That the traditional family has been under attack by a variety of secular interests for many years is, at this late date, too obvious to rate as news. When the assault on the family comes from a religious source, however, it's still enough of a novelty to be a bit of a shock. It's not that religious liberals haven't been working at undermining the family for years — it's just that those people frequently hesitate to put their case in totally blatant terms.
Lately, nevertheless, I came across an egregious example of that — an article in The Tablet, a reliable voice of Catholicism's progressive wing published weekly in London. If the sentiments expressed were peculiar to England, one might shrug them off as merely another symptom of the sorry state of Christianity in Britain. Unfortunately, the same kind of thinking can be found in some Catholic circles on this side of the Atlantic as well, though generally expressed in more restrained terms.
The article is the work of a woman named Philomena Cullen, described as program manager of an English charity, a visiting theology lecturer at a school in London, and editor of a book on Catholic social teaching.
"My argument," Ms. Cullen writes, "is that there has been in Catholic tradition concerning the family from the very beginning, a significant and subversive strand that cautions us against the danger of over-investment in the biological family." Making selective use of scattered sources, she shrugs off, as if it didn't matter, the overwhelming weight of testimony in the Old and New Testaments and the authoritative teaching of the Church supporting the primacy of the "biological family" in God's plan for humankind.
No less weird is her dismissal of vast quantities of social science data showing that children in intact, two-parent families do far better on the whole than the offspring of single parents and cohabiting couples. The "poorer social outcomes" of the latter are due to the fact that these children are "more likely to be poor and socially disadvantaged to begin with," Cullen argues.
To put it bluntly, that strikes me as daffy. Consider.
Social scientists analyzing the breakdown of family structure among African-Americans in the United States have repeatedly traced the roots of the problem as it exists today to the historical experience of slavery and its profoundly destructive impact on marriage and family life. This analysis appears to be entirely correct — and still another reason for condemning that "peculiar institution," American slavery.
But note: you can't logically say that slavery was a huge social evil because it did so much to bring about the breakdown of families among slaves and their descendants, and simultaneously argue that the problems of children in pathological family situations, many of them minorities, arise from disadvantages unrelated to family breakdown. Poverty and social disadvantage on the one hand and family breakdown on the other are noxiously intertwined, producing a vicious circle of mutual, ongoing cause and effect. When people like Philomena Cullen deny that self-evident fact, it is because they have chosen to impose ideological blinders on themselves.

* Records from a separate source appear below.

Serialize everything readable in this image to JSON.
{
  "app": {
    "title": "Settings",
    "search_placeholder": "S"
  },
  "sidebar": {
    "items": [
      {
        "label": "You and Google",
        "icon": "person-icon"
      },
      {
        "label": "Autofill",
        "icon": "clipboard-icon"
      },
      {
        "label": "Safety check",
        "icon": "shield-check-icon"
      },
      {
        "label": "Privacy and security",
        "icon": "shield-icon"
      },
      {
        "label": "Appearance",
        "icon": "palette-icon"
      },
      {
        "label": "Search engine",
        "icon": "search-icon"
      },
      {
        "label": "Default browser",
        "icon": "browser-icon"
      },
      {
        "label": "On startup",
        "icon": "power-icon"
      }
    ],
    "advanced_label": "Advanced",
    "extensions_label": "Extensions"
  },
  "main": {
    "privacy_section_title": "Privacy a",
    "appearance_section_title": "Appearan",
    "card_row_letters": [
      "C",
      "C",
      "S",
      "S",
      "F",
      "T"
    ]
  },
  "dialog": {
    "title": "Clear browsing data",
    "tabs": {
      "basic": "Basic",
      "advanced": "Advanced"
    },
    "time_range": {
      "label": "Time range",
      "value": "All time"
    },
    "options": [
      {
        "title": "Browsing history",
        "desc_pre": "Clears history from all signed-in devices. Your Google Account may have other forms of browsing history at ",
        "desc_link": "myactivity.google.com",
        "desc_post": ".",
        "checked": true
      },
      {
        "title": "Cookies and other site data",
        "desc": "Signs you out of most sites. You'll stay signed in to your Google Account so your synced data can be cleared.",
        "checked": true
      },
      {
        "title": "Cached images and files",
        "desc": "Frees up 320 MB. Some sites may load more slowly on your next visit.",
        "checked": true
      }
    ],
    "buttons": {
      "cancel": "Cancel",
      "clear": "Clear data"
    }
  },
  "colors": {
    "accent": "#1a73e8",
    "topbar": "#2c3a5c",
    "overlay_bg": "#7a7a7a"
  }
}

Pope Benedict XVI lately has undertaken a project to foster the revival of natural law thinking. The Holy Father's effort comes not a moment too soon. Much of the nonsense talked about issues like marriage — including nonsense talked in some Catholic circles — reflects a foolish and destructive turning-away from natural law. The defense of the family ultimately requires a clear understanding that its excellence and its necessity derive ultimately from human nature itself.